The pang of not being a father
I don’t know what it is about long-haul flights – maybe the cramped conditions the subliminal knowledge that you are whizzing through the atmosphere at 600 mph in a tin tube – but I find my attention span is shortened. I can’t even sit through the on-board films.
On my flight home from Australia there was in the row next to me a couple with their child. He must have been about 18 months. He could walk a little, but still had that elasticity of limb that babies have. One could see his constant self-discovery, the way he was learning about his own body’s incarnation by grabbing on to his own toes and raising them to his mouth, gnawing on a dog-eared blanket, pointing to his own shadow and singing to himself.
Having engaged with him non-stop for hours, his poor parents dozed and the little chap, wanting an audience, smiled and waved at me across the aisle and played peek-a-boo. Finally I saw his eyelids grow heavy and, though he fought it, he eventually fell into a sleep, slowly relaxing more and more fully. It was far more engaging than anything on the in-flight entertainment.
In that strange world within a capsule, a capsule within a world, hurtling through the night, miles from home and high above the steppes of an unknown continent, I felt a sudden pang. I thought of it at first as something negative, as the realisation of something lost to me, namely, the experience of biological fatherhood. I had not thought much about it before. Is this, I wondered, an intimation of age?
But as I pondered I realised that what I thought was pain of loss was more complicated. The pain was love: a tenderness that can only be fully realised in relation to your own child, a love that needs to be poured out on its object to not be painful, but which could equally involve pain in being poured out.
That pain, in fact, alerted me to my potential fatherhood, as much as to its absence. I began to relate this fatherhood to the Son of God and his Passion. In some eternal way, perhaps the sacrifice of the Son on Calvary is not something that either he or the Father experience merely as loss.
The pain of sacrificing his Son for our salvation does not diminish the Father, even though he gives him up. Rather, it evokes in him a wholly new love in relation to the Son who consents to offer himself. For the obedience of perfect sonship with which Jesus gives himself entirely on the Cross is itself an affirmation and completion of the Fatherhood of God, if the Son, by so doing, becomes more truly Son.
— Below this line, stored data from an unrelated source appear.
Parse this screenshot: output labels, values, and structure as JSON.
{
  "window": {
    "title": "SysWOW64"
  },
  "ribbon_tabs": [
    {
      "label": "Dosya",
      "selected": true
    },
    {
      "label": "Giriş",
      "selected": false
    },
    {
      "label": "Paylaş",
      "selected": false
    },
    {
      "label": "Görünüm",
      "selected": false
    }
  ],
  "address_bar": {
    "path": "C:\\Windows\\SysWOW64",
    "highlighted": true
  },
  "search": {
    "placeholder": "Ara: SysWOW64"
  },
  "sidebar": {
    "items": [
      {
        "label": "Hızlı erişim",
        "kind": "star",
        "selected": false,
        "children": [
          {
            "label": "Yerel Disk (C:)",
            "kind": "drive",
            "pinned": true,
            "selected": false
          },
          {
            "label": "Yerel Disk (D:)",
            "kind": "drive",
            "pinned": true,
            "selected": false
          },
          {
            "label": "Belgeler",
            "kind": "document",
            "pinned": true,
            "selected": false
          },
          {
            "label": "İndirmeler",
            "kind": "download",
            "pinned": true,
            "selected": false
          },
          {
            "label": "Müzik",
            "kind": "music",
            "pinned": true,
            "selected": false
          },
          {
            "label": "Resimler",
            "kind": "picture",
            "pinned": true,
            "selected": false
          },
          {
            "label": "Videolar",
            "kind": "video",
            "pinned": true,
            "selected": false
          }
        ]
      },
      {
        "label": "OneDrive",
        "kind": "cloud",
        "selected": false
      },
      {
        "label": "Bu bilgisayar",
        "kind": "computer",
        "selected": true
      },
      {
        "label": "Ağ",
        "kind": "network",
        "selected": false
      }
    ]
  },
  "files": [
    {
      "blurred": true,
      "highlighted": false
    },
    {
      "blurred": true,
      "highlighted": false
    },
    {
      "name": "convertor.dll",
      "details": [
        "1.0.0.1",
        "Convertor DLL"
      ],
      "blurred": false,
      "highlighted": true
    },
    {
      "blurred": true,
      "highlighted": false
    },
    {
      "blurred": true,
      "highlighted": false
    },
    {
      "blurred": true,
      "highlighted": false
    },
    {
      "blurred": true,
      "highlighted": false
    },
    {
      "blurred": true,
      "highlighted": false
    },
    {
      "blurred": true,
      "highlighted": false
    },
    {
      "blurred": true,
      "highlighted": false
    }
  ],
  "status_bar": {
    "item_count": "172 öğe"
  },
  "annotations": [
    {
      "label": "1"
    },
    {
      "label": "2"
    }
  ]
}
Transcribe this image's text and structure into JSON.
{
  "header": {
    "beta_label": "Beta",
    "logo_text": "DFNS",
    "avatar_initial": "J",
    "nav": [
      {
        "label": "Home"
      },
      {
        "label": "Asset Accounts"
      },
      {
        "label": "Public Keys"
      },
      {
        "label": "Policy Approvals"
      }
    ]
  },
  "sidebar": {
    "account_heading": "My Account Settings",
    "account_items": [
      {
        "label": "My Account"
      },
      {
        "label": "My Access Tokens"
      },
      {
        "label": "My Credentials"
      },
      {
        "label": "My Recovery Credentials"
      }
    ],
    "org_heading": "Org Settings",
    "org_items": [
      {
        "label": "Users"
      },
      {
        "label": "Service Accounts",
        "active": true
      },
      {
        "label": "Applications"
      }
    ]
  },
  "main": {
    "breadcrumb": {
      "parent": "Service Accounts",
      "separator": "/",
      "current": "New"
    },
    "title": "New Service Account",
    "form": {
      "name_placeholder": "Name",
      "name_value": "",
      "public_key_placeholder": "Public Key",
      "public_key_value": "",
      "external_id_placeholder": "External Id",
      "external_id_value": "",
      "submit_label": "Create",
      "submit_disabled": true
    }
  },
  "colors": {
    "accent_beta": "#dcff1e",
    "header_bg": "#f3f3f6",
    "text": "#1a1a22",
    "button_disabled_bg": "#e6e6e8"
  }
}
Though he was Son, he learnt to obey through suffering, says the Letter to the Hebrews. He could only learn or obey if there was already in the Father the example of this willingness to suffer – or, at least, to give himself away in love. And only for reasons of love would love allow or endure suffering.
We must not have an image of a Father who is indifferent or inured to the suffering of his Son, still less one who exacts the price of our salvation from the Son. If the suffering of the Son strikes us as cruel, we must realise that such pain touches the heart of the Father. He is no detached observer of the suffering of his only Son. He can allow or bear it only because it represents the staggering self-gift of the Son, given as the loving response to his Father’s own self-offering of love to him.
This is not diachronic (something happening over time). It does not happen only with the Cross. Rather, the Cross is the expression of its having happened. It is the eternal self-gift of the persons of Father and Son which evokes the gift of the Holy Spirit, the Comforter. He is the expression of what passes between Son and Father in their giving all to each other because the other desires it. He is the mutual self-gift of Father and Son now given as invitation to enter into that exchange.
When I am lifted up from the earth, I will draw all to myself, Jesus says. On a plane at 30,000 feet I glimpsed something of what that means: that God the Father allows himself to become fascinated by me, a child who by rights is nothing to do with Him, because once a Son returned Him a perfect love which called forth from Him a depth of love he would otherwise not experience for those who share the likeness of his Son.